For the past several weeks, I have been working on editing and critiquing articles about Harrisburg’s 19th century African American community for the Digital Harrisburg blog. My role in this project is to ensure that the text students generate is clear and understandable to the public.
The process is simple. First, my professor forwards the links and documents to various articles and story maps to me via Google Docs. After these docs and links are sent to me, my job is to read over them for quality and content. I also search for any grammatical or spelling errors. While I read, I give my feedback in Google Docs’ comment feature in the form of either advice or something interesting I noticed. Other times, I will make note of a connection I made to my own personal experience. The finished deliverable is a thoroughly critiqued and reviewed article or story map.

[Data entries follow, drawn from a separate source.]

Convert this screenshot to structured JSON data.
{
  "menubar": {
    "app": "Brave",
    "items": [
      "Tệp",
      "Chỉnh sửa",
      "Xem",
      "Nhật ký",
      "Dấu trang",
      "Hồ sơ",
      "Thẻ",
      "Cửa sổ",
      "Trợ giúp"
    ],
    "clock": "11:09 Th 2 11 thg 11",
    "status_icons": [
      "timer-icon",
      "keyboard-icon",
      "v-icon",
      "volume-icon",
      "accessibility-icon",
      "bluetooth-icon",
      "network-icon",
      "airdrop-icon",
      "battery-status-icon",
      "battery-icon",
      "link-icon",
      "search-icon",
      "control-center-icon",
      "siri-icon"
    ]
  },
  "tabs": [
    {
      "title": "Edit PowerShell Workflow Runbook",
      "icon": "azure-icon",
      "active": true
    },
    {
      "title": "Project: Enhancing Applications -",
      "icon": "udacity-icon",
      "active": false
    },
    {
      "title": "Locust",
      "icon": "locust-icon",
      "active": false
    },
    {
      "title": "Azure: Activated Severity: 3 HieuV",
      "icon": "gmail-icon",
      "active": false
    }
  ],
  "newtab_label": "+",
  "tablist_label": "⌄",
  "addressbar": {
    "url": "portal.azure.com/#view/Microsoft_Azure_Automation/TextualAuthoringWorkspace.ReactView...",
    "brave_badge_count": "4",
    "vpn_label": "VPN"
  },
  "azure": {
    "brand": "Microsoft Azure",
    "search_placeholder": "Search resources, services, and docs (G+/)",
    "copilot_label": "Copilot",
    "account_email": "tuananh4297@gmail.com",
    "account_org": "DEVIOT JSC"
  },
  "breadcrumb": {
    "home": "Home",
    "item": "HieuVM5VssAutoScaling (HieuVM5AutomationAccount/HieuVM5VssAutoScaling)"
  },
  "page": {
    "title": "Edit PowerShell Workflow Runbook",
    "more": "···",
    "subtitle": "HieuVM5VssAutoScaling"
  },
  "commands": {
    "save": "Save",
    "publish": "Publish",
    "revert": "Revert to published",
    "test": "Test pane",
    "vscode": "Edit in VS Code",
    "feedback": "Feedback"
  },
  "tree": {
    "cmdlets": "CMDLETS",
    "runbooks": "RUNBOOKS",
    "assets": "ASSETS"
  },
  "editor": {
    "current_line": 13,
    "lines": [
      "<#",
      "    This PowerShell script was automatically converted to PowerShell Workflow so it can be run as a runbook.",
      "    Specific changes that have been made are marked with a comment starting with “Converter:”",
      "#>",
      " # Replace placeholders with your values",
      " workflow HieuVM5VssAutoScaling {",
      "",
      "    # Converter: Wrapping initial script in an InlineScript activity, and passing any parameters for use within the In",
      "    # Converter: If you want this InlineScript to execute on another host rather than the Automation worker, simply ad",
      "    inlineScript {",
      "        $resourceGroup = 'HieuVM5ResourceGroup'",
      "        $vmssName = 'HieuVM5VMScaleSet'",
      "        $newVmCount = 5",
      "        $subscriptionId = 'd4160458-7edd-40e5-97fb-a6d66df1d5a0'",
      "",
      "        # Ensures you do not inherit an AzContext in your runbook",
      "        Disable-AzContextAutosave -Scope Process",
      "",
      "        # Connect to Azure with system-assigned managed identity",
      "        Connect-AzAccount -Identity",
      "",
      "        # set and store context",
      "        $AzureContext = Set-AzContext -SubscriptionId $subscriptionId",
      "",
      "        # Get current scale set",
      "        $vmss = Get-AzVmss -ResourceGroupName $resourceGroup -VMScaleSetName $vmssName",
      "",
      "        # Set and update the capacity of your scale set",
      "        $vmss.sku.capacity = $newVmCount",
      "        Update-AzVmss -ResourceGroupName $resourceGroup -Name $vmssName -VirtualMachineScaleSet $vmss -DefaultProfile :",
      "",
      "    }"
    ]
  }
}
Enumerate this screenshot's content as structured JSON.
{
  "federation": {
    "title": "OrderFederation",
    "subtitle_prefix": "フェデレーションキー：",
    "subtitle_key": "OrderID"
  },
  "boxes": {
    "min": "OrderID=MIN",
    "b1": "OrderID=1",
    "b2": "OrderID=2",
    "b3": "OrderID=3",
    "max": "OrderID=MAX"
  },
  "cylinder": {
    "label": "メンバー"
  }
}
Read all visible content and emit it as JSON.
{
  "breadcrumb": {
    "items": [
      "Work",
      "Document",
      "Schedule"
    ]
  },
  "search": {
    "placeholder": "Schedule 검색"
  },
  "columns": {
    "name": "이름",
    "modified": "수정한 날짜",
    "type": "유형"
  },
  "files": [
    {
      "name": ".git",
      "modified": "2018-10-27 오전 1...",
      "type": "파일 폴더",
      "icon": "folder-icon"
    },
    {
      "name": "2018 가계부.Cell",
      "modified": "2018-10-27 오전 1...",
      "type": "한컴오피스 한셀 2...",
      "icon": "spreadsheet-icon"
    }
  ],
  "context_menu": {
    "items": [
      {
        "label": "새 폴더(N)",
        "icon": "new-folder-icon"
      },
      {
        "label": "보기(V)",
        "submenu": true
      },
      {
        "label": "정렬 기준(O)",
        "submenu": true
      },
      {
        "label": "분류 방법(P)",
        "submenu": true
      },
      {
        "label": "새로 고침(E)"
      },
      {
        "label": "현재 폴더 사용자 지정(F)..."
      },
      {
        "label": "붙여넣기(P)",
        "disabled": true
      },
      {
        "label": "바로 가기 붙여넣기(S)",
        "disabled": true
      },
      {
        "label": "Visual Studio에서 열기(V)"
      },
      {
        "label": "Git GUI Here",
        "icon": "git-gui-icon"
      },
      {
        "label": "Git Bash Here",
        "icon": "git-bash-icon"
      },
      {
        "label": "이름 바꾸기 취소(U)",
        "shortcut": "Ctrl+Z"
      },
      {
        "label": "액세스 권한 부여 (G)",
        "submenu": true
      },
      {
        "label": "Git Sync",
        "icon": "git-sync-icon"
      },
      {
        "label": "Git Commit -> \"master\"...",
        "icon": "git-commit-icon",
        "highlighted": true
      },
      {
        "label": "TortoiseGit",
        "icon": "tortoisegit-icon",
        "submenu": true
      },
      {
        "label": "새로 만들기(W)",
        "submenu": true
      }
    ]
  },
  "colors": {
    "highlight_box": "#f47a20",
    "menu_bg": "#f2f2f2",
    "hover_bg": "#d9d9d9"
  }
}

Through this project, I have learned so much and grown as a citizen of Central Pennsylvania. I have lived in this area my entire life, and have been to Harrisburg countless time for various medical appointments, the Pennsylvania Farm Show, and other events. I spent half my childhood romping carefree around Strawberry Square. I spent my adolescent years scaling the steps of the Capitol building in support of the cyber school program I was in. I even spent my middle school years poring over history books about Frederick Douglass. However, I never knew until I edited a particular article a couple weeks ago that he once set foot in the very streets that defined my early years. I must admit that I was rather drawn to Douglass as a preteen, seeing him as a figure of perserverance worthy of admiration, and I had the same respect for other figures of the Civil Rights movement. As a college student years later, knowing that I have walked the same city he once did made me proud to be a Pennsylvanian.